Nevertheless, Emefiele, emphasised that new policy measures in the country’s remittance programme, are designed to boost and facilitate an efficient flow of remittances sent home by Nigerians in the Diaspora adding that these “changes are as a result of our internal review of the operations of International Money Transfer Operators (IMTO) in the country and the potential impact improved flows could have on our economy.”

Further providing a chronological narrative of developments with IMTOs in the country, along with the policy actions taken by the apex bank in the past, Emefiele said:”In 1996, following the promulgation of a new law which exempted remittances from taxes, the first remittance programme by an IMTO was launched in Nigeria. This private arrangement, with limited involvement by the Central Bank of Nigeria, was between an IMTO, Western Union and First Bank of Nigeria, which was then the only Western Union agent.

“Indeed, I am aware that at that initial stage, Western Union dealt with only First Bank directly, while First Bank of Nigeria, in turn, had other banks as sub-agents. This programme enabled recipients of remittances to receive such funds over the counter in foreign currency, amongst other options.

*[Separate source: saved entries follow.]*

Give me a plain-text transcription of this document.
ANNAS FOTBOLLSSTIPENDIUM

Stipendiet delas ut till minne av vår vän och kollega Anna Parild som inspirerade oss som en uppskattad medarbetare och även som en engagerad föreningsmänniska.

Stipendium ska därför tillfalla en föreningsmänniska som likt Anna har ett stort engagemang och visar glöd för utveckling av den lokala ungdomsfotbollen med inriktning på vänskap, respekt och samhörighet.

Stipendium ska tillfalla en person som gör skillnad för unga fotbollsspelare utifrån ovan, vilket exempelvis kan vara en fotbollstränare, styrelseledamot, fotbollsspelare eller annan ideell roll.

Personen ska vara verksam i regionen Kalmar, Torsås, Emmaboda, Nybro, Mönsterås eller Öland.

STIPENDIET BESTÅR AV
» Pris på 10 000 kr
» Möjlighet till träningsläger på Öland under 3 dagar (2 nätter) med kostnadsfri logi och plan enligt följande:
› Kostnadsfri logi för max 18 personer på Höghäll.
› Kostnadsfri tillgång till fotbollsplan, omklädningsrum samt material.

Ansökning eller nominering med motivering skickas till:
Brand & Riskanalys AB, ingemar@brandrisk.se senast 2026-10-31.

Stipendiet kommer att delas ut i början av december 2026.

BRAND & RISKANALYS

Following the successful launch of this programme, other money transfer organisations launched similar initiatives to provide services to the growing number of Nigerians in the Diaspora who were keen on remitting funds back to Nigeria.”

He said: “However, due to issues around dollar cash availability, some of the remittance operators working with the commercial banks decided to remit funds to recipients in our local currency, at an agreed exchange rate between the banks and the IMTOs.

In 2016, the CBN, in an effort to increase remittance inflows and improve the number of formal channels under which Nigerians in the Diaspora could remit funds, launched a licensing regime to guide the conduct and operations of IMTOs.

“As a result of this new policy measure, 65 International Money Transfer Operators were licensed by the CBN for inbound remittances.”